Trump im Irankonflikt gefangen
US-Präsident Donald Trump hat genug vom Krieg gegen Iran, findet aber keinen Ausweg. Nun flammt der Konflikt wieder auf und droht, seine Maga-Bewegung zu zerlegen. Dem US-Präsidenten bleiben nur schlechte Optionen, berichtet Alexander Sarovic aus New York am 21. Juli 2026.
Eskalation ohne Ende
Der Irankonflikt hat eine neue Eskalationsstufe erreicht. Trump, der sich einst als Friedenspräsident präsentierte, sieht sich nun in einem Krieg verstrickt, den er nicht beenden kann. Die jüngsten Angriffe haben die Spannungen weiter verschärft. Laut Militärexperten hat die Zahl der Zwischenfälle in der Region um 40 Prozent zugenommen.
Maga-Bewegung unter Druck
Die anhaltenden Kämpfe setzen Trumps politische Basis unter enormen Druck. „Die Maga-Bewegung ist tief gespalten“, zitiert Sarovic einen anonymen Berater aus dem Weißen Haus. „Einige fordern einen sofortigen Abzug, andere wollen eine totale Offensive.“ Diese interne Zerrissenheit könnte Trumps Wiederwahlchancen gefährden.

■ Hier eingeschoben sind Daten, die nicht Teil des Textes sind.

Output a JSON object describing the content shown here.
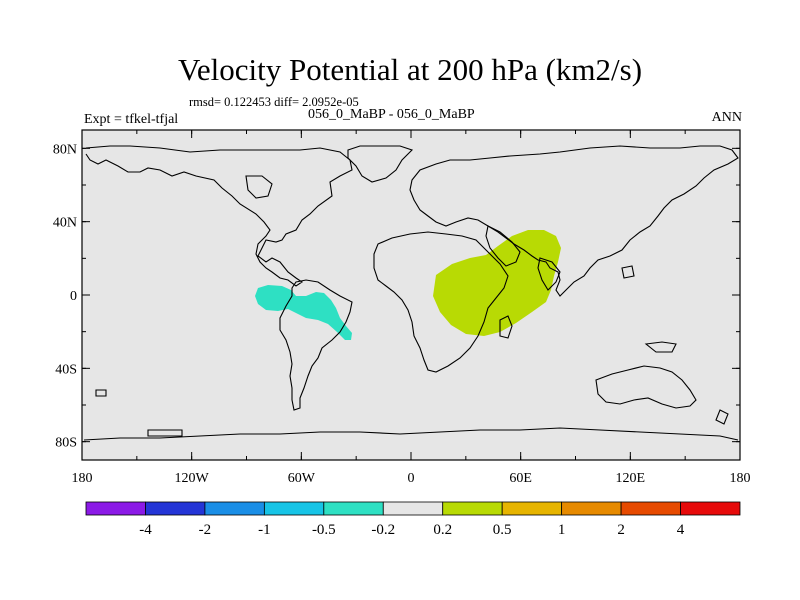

Schlechte Optionen für den Präsidenten
Trump stehen nur unzureichende Handlungsmöglichkeiten zur Verfügung. Ein Rückzug würde als Schwäche ausgelegt, eine Eskalation könnte zu einem regionalen Flächenbrand führen. „Wir stecken in einer Zwickmühle“, so ein hoher Regierungsbeamter. Die USA haben bereits 50.000 Soldaten in der Region stationiert, doch ein Ende des Konflikts ist nicht in Sicht.
Auswirkungen auf die Region
Der Konflikt hat weitreichende Folgen für den Nahen Osten. Die Ölpreise sind um 15 Prozent gestiegen, humanitäre Organisationen berichten von einer Verschlechterung der Lage für Zivilisten. „Die Menschen leiden am meisten unter der Eskalation“, sagt ein Sprecher des Roten Kreuzes.
Fazit
Trump bleibt im Irankonflikt ohne Ausweg. Die Maga-Bewegung droht zu zerbrechen, während die USA in einem Krieg feststecken, den niemand gewinnen kann. Die kommenden Wochen werden zeigen, ob der Präsident einen Ausweg findet oder die Spirale der Gewalt weiterdreht.